Biopsies showed high levels of P2X7R in the kidneys of people with diabetes and was linked to poor kidney function and increased tissue scarring, but was almost undetectable in biopsies from people without diabetes.

The findings comes as statistics show diabetes affects 415 million people globally and is the leading cause of kidney failure, with 40 per cent of people with diabetes eventually developing kidney disease.

However, a drug that blocks P2X7R lowers high levels of infiltrating kidney macrophages – a hallmark of diabetic kidney disease – in diabetic rats, leading scientists to hail this as a significant advance in the search for treatments.

Dr Robert Menzies, British Heart Foundation Intermediate Fellow, Centre for Cardiovascular Science, said: "Diabetic kidney disease is reaching epidemic levels, but we are still searching for that blockbuster drug to help patients.  Our next studies are being designed to determine if the P2X7R-blocking drug, which is already known to be safe in humans, could reverse more severe kidney damage or even prevent it.
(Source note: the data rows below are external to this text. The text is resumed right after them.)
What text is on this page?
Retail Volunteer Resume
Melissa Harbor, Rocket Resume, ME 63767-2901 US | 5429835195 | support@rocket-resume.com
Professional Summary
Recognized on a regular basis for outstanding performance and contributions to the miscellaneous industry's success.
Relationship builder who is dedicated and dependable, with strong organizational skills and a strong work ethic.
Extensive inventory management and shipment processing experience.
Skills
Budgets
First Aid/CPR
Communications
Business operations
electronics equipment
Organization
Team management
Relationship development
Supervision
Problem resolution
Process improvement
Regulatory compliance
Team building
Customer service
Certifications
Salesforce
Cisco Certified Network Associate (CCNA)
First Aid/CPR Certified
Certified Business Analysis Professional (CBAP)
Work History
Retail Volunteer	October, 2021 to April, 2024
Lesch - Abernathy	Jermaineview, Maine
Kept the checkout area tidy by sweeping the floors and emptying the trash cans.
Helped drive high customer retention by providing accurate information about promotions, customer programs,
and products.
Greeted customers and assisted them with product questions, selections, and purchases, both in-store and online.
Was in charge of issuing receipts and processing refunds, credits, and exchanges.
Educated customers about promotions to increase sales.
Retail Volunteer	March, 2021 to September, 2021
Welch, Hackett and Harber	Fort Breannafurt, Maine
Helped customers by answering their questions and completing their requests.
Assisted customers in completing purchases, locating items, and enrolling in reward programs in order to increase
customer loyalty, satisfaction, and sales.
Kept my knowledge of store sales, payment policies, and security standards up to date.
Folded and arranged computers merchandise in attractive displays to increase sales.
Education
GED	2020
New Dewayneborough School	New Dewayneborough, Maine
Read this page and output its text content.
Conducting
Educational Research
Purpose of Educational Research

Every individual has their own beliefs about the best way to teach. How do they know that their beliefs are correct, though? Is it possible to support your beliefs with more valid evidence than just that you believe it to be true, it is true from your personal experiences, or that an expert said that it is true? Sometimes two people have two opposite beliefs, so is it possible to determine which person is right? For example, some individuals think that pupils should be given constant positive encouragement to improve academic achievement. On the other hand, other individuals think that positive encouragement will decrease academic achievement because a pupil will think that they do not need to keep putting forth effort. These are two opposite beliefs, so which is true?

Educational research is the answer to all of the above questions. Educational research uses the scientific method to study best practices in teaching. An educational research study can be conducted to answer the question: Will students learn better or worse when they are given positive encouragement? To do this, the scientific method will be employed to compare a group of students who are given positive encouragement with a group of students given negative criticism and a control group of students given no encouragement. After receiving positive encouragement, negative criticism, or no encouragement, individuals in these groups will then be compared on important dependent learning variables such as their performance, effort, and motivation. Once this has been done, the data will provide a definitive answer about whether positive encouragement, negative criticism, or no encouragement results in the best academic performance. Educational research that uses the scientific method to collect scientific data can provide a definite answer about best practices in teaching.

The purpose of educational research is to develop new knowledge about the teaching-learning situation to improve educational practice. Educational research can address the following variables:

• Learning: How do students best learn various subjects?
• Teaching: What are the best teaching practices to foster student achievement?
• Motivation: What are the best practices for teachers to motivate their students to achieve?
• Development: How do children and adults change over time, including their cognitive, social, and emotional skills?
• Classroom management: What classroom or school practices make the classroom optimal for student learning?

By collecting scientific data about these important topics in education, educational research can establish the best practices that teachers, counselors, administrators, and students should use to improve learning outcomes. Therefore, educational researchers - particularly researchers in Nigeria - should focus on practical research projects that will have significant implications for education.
“With diabetes representing the most significant risk factor for developing kidney disease, we welcome this important step forward in our understanding of the mechanism behind diabetic kidney disease. We look forward to hearing about how this study develops.

Elaine Davies, director of Research Operations, Kidney Research UK, added: “With diabetes representing the most significant risk factor for developing kidney disease, we welcome this important step forward in our understanding of the mechanism behind diabetic kidney disease. We look forward to hearing about how this study develops.”